Has anyone noticed the increased frequency in which websites want you to allow them to notify you? It seems like every site I go to wants me to allow them to notify me, about what I do not know or care so I click no. Does anyone know the cause of this sudden increase in the past few months, did my adblocker stop working properly, or have I just been that oblivious and this has been going on for years?

7 comments

[–] E-werd 4 points (+4|-0) Edited

I hate that, but I hate even more the sites that detect when your mouse goes outside the bounds of the window and then pops up a message, usually about subscribing to their newsletter.

I hate this stuff.

[–] green_man [OP] 3 points (+3|-0)

Screwing with my mouse is grounds for a domain ban at my firewall.

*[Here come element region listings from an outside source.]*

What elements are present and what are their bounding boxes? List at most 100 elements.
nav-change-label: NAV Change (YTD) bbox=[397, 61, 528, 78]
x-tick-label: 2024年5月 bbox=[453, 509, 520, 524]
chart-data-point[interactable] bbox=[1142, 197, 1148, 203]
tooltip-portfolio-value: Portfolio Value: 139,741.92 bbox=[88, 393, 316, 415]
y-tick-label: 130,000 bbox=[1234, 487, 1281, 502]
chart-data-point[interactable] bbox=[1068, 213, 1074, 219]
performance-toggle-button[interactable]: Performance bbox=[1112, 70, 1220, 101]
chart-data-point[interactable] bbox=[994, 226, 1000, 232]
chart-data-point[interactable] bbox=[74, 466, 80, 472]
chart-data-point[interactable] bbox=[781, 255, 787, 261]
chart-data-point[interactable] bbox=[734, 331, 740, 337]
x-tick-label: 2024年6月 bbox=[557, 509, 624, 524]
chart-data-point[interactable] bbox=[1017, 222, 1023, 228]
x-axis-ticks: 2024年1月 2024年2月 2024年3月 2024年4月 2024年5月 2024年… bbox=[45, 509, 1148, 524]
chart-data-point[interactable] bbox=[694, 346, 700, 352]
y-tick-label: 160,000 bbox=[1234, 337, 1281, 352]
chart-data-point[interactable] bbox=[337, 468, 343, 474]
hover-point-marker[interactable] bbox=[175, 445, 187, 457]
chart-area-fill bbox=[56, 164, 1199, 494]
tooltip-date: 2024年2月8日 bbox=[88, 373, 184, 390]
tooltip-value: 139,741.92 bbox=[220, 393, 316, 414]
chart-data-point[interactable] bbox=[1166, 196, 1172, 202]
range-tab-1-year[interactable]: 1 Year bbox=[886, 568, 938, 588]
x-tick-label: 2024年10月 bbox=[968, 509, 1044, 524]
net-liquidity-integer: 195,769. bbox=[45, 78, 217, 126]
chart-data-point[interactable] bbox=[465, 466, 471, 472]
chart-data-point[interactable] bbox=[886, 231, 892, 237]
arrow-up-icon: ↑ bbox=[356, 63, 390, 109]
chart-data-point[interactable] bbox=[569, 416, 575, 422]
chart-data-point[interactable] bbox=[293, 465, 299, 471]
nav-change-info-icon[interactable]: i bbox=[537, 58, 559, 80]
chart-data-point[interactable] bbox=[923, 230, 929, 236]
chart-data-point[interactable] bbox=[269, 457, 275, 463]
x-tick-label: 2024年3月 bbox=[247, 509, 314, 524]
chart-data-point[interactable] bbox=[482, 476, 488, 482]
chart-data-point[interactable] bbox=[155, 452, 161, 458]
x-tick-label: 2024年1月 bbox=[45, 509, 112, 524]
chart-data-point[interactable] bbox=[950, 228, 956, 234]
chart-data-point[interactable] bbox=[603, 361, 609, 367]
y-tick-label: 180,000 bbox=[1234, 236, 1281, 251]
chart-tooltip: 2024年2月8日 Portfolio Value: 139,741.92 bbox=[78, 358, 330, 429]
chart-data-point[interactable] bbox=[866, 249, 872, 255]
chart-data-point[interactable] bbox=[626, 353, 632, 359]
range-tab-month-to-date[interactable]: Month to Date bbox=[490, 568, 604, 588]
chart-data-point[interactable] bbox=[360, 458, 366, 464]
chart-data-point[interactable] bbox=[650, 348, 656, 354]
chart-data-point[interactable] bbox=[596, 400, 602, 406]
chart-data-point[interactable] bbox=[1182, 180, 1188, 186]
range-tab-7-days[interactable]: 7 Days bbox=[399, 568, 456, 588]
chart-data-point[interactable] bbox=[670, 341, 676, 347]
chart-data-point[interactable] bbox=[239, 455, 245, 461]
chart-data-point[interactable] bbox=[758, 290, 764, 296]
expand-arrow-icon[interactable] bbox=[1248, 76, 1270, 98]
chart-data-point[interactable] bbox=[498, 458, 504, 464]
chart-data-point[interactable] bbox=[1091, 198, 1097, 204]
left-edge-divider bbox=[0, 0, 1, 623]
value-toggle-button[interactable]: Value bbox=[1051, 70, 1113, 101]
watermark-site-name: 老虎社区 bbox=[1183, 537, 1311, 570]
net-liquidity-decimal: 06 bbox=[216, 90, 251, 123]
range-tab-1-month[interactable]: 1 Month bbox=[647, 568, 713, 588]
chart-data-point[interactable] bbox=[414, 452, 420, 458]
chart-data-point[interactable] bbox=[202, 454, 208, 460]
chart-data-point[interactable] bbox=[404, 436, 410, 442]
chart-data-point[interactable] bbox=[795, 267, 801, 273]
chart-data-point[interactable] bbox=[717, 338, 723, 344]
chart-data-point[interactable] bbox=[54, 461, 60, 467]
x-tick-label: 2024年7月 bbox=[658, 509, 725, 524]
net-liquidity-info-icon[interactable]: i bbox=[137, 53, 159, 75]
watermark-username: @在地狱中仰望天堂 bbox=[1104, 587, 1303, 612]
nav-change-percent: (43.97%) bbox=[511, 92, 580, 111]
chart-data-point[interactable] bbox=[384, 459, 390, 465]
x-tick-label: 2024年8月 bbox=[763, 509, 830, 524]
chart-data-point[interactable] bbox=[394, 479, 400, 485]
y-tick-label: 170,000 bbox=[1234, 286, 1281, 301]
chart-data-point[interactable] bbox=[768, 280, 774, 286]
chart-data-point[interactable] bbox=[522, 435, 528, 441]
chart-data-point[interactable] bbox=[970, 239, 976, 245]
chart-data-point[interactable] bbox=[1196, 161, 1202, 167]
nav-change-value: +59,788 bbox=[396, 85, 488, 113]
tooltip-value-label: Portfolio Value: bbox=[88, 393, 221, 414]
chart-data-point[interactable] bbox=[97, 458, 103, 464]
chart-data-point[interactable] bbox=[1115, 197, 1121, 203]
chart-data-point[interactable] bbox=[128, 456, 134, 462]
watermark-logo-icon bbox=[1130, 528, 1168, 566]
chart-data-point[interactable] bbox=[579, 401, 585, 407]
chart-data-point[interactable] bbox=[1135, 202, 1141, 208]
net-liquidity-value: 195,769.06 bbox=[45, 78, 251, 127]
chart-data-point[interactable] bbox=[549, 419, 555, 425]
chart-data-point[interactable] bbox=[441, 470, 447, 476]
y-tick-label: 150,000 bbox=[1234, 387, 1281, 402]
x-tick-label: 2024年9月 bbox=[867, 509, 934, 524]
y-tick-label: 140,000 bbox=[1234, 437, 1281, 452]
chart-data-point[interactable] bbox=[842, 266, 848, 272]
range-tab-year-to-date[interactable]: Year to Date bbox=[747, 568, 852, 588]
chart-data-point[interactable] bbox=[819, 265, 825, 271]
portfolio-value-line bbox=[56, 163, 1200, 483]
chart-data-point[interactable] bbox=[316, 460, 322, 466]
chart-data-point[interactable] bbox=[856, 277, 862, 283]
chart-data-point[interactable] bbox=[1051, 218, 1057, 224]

[–] Grammar-Rabbi 3 points (+3|-0)

I've been noticing that too.

For some reason, it's particularly strong on cooking recipe blogs and news sites for me. It's almost become instinctual to go to a site, deny the request for notifications, close the pop up asking me to subscribe to the newsletter/buy their book/whatever, pause the auto-playing video, and then maybe read the content.

I feel like this will be looked back on as the 2010's version of the late-90's "moving gifs all over the page" craze. Just ridiculous and in the way.

[–] smallpond 1 points (+1|-0)

I don't relate. Maybe I don't visit the same websites, or maybe a script-blocker like umatrix or noscript would help?

[–] jobes 2 points (+2|-0)

Shockingly Brave doesn't block those, I'm not sure why. A browser that has ad blockers and cookie blockers built in still gives those notification requests.

[–] Polsaker 1 points (+1|-0)

More browsers have implemented that, and many people just click "Yes" without reading at all.

[–] xyzzy 1 points (+1|-0)

They've been around for a few years, but were only supported in new browsers, now they reached mainstream. You should be able to block them by default in the browser settings.